KEY POINTS:
Discarded marathon athlete Liza Hunter-Galvan may yet appeal her omission from New Zealand's track and field team to the Beijing Olympics.
Eight athletes were named for Beijing this week but US-based Michael Aish and Hunter-Galvan were not included, in spite of both beating the marathon qualifying time.
Head of the athletics selection panel and coach for Beijing, John Bowden, said at the announcement that Athletics New Zealand's selection policy was clear that qualifying times did not mean automatic selection.
Other criteria were involved - like consistency of past performances, record in major championships and ability to make the world's top 16.
It is also recognition of the fact that, although track and field remains New Zealand's biggest medal-winning Olympic sport, there has been no medal since Lorraine Moller's marathon bronze at Barcelona in 1992.
Such omissions, though, are always fraught with emotion. Athletes tend to be single-minded in their pursuit of qualifying times and find it difficult to understand breaking a qualifying time but not breaking into an Olympic team.
Athletics NZ has a defined appeals procedure and it is thought likely Hunter-Galvan will appeal, although Aish - who beat the qualifying time twice - has already said he will not.
Hunter-Galvan could not be reached for comment but she has a particular emotional impetus in her quest for the Olympics, as she told the Herald on Sunday last year that she was trying to qualify for the Beijing Olympics because of her 12-year-old daughter Amber.
The family was involved in a horrific car crash involving a truck that tried to do a u-turn in front of them and the accident wiped Amber's memory of her mother competing at the 2004 Athens Olympics.
"The last 5km of the Amsterdam marathon, I was running with Amber at the forefront of my mind. I knew she has no memory of me competing [at Athens] and I wanted to make new memories for her."
However, it is understood that New Zealand athletics authorities felt the Amsterdam marathon - where the 38-year-old Hunter-Galvan beat her personal best time by three minutes - was run in cooler and very non-Beijing conditions and was a much faster course. The same criticism is understood to be attached to Aish's qualifying times and neither have a strong record in major events.
Aish, a professional athlete in the US, also tends to tailor his training and racing towards meeting the needs of his livelihood rather than, as many other athletes do, focusing on the Olympics.
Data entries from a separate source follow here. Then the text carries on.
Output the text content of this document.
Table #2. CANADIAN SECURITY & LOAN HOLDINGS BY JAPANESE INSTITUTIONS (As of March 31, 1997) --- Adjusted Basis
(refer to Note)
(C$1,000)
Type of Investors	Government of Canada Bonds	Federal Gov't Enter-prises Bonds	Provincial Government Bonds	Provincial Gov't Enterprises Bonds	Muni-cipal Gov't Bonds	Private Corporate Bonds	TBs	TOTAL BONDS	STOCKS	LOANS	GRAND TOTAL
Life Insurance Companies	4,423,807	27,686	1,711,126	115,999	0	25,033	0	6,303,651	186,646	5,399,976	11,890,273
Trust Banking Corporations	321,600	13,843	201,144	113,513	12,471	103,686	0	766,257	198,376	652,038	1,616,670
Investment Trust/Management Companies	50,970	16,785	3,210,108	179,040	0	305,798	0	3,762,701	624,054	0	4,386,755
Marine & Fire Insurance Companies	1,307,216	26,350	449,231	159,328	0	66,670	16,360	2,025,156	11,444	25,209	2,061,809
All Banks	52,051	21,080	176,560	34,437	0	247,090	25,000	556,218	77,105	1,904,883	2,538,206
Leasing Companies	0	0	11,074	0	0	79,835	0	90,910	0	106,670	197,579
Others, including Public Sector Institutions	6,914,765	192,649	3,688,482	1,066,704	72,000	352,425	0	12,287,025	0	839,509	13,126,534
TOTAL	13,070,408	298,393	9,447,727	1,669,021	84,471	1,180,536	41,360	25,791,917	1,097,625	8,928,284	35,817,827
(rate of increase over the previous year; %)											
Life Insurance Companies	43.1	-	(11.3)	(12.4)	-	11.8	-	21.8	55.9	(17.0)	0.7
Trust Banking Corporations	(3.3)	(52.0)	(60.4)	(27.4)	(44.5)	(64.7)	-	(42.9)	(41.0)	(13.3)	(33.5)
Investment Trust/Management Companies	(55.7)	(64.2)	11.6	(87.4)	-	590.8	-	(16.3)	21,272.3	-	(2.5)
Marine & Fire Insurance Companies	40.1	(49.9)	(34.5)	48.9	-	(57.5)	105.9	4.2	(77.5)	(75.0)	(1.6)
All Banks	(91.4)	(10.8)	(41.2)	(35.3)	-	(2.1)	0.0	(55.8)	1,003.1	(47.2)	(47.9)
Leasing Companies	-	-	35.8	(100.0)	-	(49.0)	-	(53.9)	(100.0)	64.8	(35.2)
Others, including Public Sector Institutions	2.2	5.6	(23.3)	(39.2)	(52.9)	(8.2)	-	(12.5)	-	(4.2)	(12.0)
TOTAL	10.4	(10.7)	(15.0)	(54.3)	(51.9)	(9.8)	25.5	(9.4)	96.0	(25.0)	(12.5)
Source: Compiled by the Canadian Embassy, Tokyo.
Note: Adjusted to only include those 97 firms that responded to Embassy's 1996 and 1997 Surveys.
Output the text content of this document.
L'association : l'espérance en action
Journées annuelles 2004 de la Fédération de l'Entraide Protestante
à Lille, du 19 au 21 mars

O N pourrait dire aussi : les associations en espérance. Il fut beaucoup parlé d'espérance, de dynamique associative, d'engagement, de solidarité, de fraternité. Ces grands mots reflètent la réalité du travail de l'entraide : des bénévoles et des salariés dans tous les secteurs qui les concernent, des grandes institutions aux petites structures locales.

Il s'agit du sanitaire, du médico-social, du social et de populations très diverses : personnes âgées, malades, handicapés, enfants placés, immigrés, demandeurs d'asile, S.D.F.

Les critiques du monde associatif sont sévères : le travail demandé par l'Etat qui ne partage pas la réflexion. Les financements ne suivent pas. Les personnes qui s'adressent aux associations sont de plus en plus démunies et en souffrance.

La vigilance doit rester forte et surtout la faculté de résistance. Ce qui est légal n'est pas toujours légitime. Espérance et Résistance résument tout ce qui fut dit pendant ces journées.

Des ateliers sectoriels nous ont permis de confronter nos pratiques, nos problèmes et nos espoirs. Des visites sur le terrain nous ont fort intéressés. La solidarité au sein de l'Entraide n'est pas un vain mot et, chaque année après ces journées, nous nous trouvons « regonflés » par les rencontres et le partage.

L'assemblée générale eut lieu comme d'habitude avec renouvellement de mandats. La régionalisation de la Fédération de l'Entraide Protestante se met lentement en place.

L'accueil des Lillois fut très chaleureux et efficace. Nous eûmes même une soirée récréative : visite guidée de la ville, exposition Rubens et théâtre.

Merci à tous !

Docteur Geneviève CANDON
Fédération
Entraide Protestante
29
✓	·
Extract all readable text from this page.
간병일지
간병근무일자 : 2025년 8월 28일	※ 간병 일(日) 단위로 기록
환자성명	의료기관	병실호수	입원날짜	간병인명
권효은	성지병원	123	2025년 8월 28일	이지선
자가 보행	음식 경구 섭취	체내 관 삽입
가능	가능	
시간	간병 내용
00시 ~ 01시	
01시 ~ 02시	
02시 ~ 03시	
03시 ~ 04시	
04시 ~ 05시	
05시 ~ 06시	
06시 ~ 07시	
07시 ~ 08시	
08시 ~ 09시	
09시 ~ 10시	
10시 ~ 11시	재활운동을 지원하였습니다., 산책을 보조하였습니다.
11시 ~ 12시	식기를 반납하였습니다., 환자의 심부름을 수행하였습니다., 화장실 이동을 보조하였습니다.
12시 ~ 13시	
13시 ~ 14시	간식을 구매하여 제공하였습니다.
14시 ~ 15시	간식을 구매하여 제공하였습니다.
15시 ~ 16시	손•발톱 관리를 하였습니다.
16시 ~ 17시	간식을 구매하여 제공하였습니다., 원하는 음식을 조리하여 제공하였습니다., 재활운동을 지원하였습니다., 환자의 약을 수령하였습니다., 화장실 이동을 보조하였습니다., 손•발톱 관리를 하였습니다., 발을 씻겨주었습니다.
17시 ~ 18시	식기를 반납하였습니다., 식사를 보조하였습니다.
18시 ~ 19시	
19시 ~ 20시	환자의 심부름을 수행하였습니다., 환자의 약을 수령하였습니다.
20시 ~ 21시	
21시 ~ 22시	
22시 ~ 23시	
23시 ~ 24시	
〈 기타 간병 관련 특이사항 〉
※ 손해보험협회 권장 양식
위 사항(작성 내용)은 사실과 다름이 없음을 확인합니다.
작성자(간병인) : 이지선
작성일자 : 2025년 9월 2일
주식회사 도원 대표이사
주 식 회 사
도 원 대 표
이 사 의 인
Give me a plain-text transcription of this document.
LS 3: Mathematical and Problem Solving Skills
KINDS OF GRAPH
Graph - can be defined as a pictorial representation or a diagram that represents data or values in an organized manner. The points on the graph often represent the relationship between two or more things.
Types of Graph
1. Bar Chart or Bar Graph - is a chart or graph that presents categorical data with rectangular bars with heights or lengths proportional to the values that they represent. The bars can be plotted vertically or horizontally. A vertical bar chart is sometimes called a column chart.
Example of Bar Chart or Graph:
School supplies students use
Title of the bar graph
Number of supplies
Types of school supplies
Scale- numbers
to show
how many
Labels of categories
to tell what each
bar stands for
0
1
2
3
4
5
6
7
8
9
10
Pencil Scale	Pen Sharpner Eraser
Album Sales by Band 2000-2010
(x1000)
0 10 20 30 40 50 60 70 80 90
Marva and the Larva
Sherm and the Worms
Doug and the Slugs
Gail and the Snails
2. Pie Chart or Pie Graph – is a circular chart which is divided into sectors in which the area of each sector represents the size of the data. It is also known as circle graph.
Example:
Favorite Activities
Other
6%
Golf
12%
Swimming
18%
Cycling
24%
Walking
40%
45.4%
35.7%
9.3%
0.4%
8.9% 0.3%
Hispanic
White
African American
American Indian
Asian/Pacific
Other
But how then does veteran discus thrower Beatrice Faumuina - who has performed poorly, by her own high standards, for the past two years - make the team?
The ability to make the top 16 was most likely paramount, as was her past record in major championships - although not since her fourth in the world championships at Helsinki in 2005, as most would regard her fourth in the 2006 Melbourne Commonwealth Games as below par.
In these days of professionalism and as New Zealand sport clears away the last vestiges of the amateur ethos of making the team being a triumph, ability to perform is a must and no-one has ever doubted Faumuina has that.
The marathon ranks might also swell if Jonathan Wyatt and Scott Winton can qualify at the Zurich and Hamburg marathons.
Athletics NZ are also waiting until June 30 to see if six unnamed athletes, recovering from injury, can make it to Beijing. One is decathlete Brent Newdick, profiled in these pages last week, and another is 3000m steeplechaser Kate McIlroy.
Team for Beijing - Men: Adrian Blincoe (5000m), James Dolphin (200m), Stuart Farquhar (javelin), Nick Willis (1500m). Women: Beatrice Faumuina (discus), Nina Rillstone (marathon), Kimberley Smith (10,000m), Valerie Vili (shot put).